- Battle of Garn-Akassa: Part of the Insurgency in the Maghreb (2002–present)
| Date | June 16, 2009 |
| Location | Garn-Akassa, Tessalit Cercle, Kidal Region, Mali |
| Result | Malian victory |

Belligerents
- Mali: AQIM

Casualties and losses
- None: 16–26 killed

= Battle of Garn-Akassa =

2009 Battle between Mali and Al-Qaeda in Mali

On June 16, 2009, Malian forces clashed with jihadists from Al-Qaeda in the Islamic Maghreb in Garn-Akassa, Kidal Region, Mali.

== Background ==
In the late 2000s, jihadists from Al-Qaeda in the Islamic Maghreb had an extensive network of bases in the Adrar des Ifoghas of rural Kidal Region, Mali. Two weeks before the battle in Garn-Akassa, AQIM executed the English hostage Edwin Dyer, sparking international condemnation.
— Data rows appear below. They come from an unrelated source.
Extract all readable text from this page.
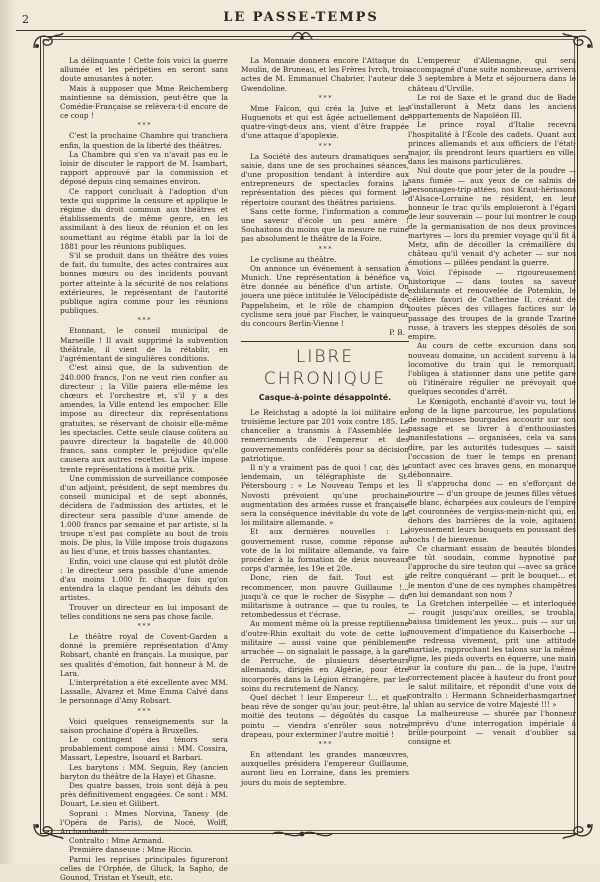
2	LE PASSE-TEMPS

La délinquante ! Cette fois voici la guerre allumée et les péripéties en seront sans doute amusantes à noter.

Mais à supposer que Mme Reichemberg maintienne sa démission, peut-être que la Comédie-Française se relèvera-t-il encore de ce coup !

* * *

C'est la prochaine Chambre qui tranchera enfin, la question de la liberté des théâtres.

La Chambre qui s'en va n'avait pas eu le loisir de discuter le rapport de M. Isambart, rapport approuvé par la commission et déposé depuis cinq semaines environ.

Ce rapport concluait à l'adoption d'un texte qui supprime la censure et applique le régime du droit commun aux théâtres et établissements de même genre, en les assimilant à des lieux de réunion et on les soumettant au régime établi par la loi de 1881 pour les réunions publiques.

S'il se produit dans un théâtre des voies de fait, du tumulte, des actes contraires aux bonnes mœurs ou des incidents pouvant porter atteinte à la sécurité de nos relations extérieures, le représentant de l'autorité publique agira comme pour les réunions publiques.

* * *

Etonnant, le conseil municipal de Marseille ! Il avait supprimé la subvention théâtrale, il vient de la rétablir, en l'agrémentant de singulières conditions.

C'est ainsi que, de la subvention de 240.000 francs, l'on ne veut rien confier au directeur ; la Ville paiera elle-même les chœurs et l'orchestre et, s'il y a des amendes, la Ville entend les empocher. Elle impose au directeur dix représentations gratuites, se réservant de choisir elle-même les spectacles. Cette seule clause coûtera au pauvre directeur la bagatelle de 40.000 francs, sans compter le préjudice qu'elle causera aux autres recettes. La Ville impose trente représentations à moitié prix.

Une commission de surveillance composée d'un adjoint, président, de sept membres du conseil municipal et de sept abonnés, décidera de l'admission des artistes, et le directeur sera passible d'une amende de 1.000 francs par semaine et par artiste, si la troupe n'est pas complète au bout de trois mois. De plus, la Ville impose trois dugazons au lieu d'une, et trois basses chantantes.

Enfin, voici une clause qui est plutôt drôle : le directeur sera passible d'une amende d'au moins 1.000 fr. chaque fois qu'on entendra la claque pendant les débuts des artistes.

Trouver un directeur en lui imposant de telles conditions ne sera pas chose facile.

* * *

Le théâtre royal de Covent-Garden a donné la première représentation d'Amy Robsart, chanté en français. La musique, par ses qualités d'émotion, fait honneur à M. de Lara.

L'interprétation a été excellente avec MM. Lassalle, Alvarez et Mme Emma Calvé dans le personnage d'Amy Robsart.

* * *

Voici quelques renseignements sur la saison prochaine d'opéra à Bruxelles.

Le contingent des ténors sera probablement composé ainsi : MM. Cossira, Massart, Lepestre, Isouard et Barbari.

Les barytons : MM. Seguin, Rey (ancien baryton du théâtre de la Haye) et Ghasne.

Des quatre basses, trois sont déjà à peu près définitivement engagées. Ce sont : MM. Douart, Le.sieu et Gilibert.

Soprani : Mmes Norvina, Tanesy (de l'Opéra de Paris), de Nocé, Wolff, Archambault.

Contralto : Mme Armand.

Première danseuse : Mme Riccio.

Parmi les reprises principales figureront celles de l'Orphée, de Gluck, la Sapho, de Gounod, Tristan et Yseult, etc.

La Monnaie donnera encore l'Attaque du Moulin, de Bruneau, et les Frères Ivrch, trois actes de M. Emmanuel Chabrier, l'auteur de Gwendoline.

* * *

Mme Falcon, qui créa la Juive et les Huguenots et qui est âgée actuellement de quatre-vingt-deux ans, vient d'être frappée d'une attaque d'apoplexie.

* * *

La Société des auteurs dramatiques sera saisie, dans une de ses prochaines séances, d'une proposition tendant à interdire aux entrepreneurs de spectacles forains la représentation des pièces qui forment le répertoire courant des théâtres parisiens.

Sans cette forme, l'information a comme une saveur d'école un peu amère ! Souhaitons du moins que la mesure ne ruine pas absolument le théâtre de la Foire.

* * *

Le cyclisme au théâtre.

On annonce un événement à sensation à Munich. Une représentation à bénéfice va être donnée au bénéfice d'un artiste. On jouera une pièce intitulée le Vélocipédiste de Pappelsheim, et le rôle de champion du cyclisme sera joué par Fischer, le vainqueur du concours Berlin-Vienne !

P. B.

LIBRE CHRONIQUE

Casque-à-pointe désappointé.

Le Reichstag a adopté la loi militaire en troisième lecture par 201 voix contre 185. Le chancelier a transmis à l'Assemblée les remerciements de l'empereur et des gouvernements confédérés pour sa décision patriotique.

Il n'y a vraiment pas de quoi ! car, dès le lendemain, un télégraphiste de St-Pétersbourg : « Le Nouveau Temps et les Novosti prévoient qu'une prochaine augmentation des armées russe et française sera la conséquence inévitable du vote de la loi militaire allemande. »

Et aux dernières nouvelles : Le gouvernement russe, comme réponse au vote de la loi militaire allemande, va faire procéder à la formation de deux nouveaux corps d'armée, les 19e et 20e.

Donc, rien de fait. Tout est à recommencer, mon pauvre Guillaume !... jusqu'à ce que le rocher de Sisyphe — du militarisme à outrance — que tu roules, te retombedessus et t'écrase.

Au moment même où la presse reptilienne d'outre-Rhin exultait du vote de cette loi militaire — aussi vaine que péniblement arrachée — on signalait le passage, à la gare de Perruche, de plusieurs déserteurs allemands, dirigés en Algérie, pour être incorporés dans la Légion étrangère, par les soins du recrutement de Nancy.

Quel déchet ! leur Empereur !... et quel beau rêve de songer qu'au jour, peut-être, la moitié des teutons — dégoûtés du casque pointu — viendra s'enrôler sous notre drapeau, pour exterminer l'autre moitié !

* * *

En attendant les grandes manœuvres, auxquelles présidera l'empereur Guillaume, auront lieu en Lorraine, dans les premiers jours du mois de septembre.

L'empereur d'Allemagne, qui sera accompagné d'une suite nombreuse, arrivera le 3 septembre à Metz et séjournera dans le château d'Urville.

Le roi de Saxe et le grand duc de Bade s'installeront à Metz dans les anciens appartements de Napoléon III.

Le prince royal d'Italie recevra l'hospitalité à l'École des cadets. Quant aux princes allemands et aux officiers de l'état-major, ils prendront leurs quartiers en ville, dans les maisons particulières.

Nul doute que pour jeter de la poudre — sans fumée — aux yeux de ce salmis de personnages-trip-attées, nos Kraut-hérissons d'Alsace-Lorraine ne résident, en leur honneur le trac qu'ils emploieront à l'égard de leur souverain — pour lui montrer le coup de la germanisation de nos deux provinces martyres — lors du premier voyage qu'il fit à Metz, afin de décoiller la crémaillère du château qu'il venait d'y acheter — sur nos émotions — pillées pendant la guerre.

Voici l'épisode — rigoureusement historique — dans toutes sa saveur exhilarante et renouvelée de Potemkin, le célèbre favori de Catherine II, créant de toutes pièces des villages factices sur le passage des troupes de la grande Tzarine russe, à travers les steppes désolés de son empire.

Au cours de cette excursion dans son nouveau domaine, un accident survenu à la locomotive du train qui le remorquait, l'obligea à stationner dans une petite gare où l'itinéraire régulier ne prévoyait que quelques secondes d'arrêt.

Le Kœnigoth, enchanté d'avoir vu, tout le long de la ligne parcourue, les populations de nombreuses bourgades accourir sur son passage et se livrer à d'enthousiastes manifestations — organisées, cela va sans dire, par les autorités tudesques — saisit l'occasion de tuer le temps en prenant contact avec ces braves gens, en monarque débonnaire.

Il s'approcha donc — en s'efforçant de sourire — d'un groupe de jeunes filles vêtues de blanc, écharpées aux couleurs de l'empire et couronnées de vergiss-mein-nicht qui, en dehors des barrières de la voie, agitaient joyeusement leurs bouquets en poussant des hochs ! de bienvenue.

Ce charmant essaim de beautés blondes se tût soudain, comme hypnotisé par l'approche du sire teuton qui —avec sa grâce de reître conquérant — prit le bouquet... et le menton d'une de ces nymphes champêtres en lui demandant son nom ?

La Gretchen interpellée — et interloquée — rougit jusqu'aux oreilles, se troubla, baissa timidement les yeux... puis — sur un mouvement d'impatience du Kaiserboche — se redressa vivement, prit une attitude martiale, rapprochant les talons sur la même ligne, les pieds ouverts en équerre, une main sur la couture du pan... de la jupe, l'autre correctement placée à hauteur du front pour le salut militaire, et répondit d'une voix de contralto : Hermann Schneiderhasmgartner ! uhlan au service de votre Majesté !!! »

La malheureuse — shurée par l'honneur imprévu d'une interrogation impériale à brûle-pourpoint — venait d'oublier sa consigne et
A week later, AQIM assassinated the Malian colonel Lamana Ould Bou at his home in Timbuktu. Bou was considered AQIM's highest-priority target, as he had helped release several European hostages and contributed to the arrests of several high-ranking jihadist leaders.

== Battle ==
The offensive against the jihadists in Garn-Akassa was the first major military operation conducted by Mali since the beginning of the AQIM insurgency in 2005. While little is known about what occurred, the offensive took place in and around the locality of Garn-Akassa, west of Tessalit and on the border with Algeria and Mali. A Malian security source stated that "when [they] took possession of the Islamist base, we counted 26 enemies killed. Some were even buried in a mass grave by the Salafists who fled." One source told AFP that it was "certain that Malians have taken control of a perimeter hitherto considered a zone of action of the jihadists. The reports reaching us show 16 deaths." The Malian army stated there were no losses within their ranks.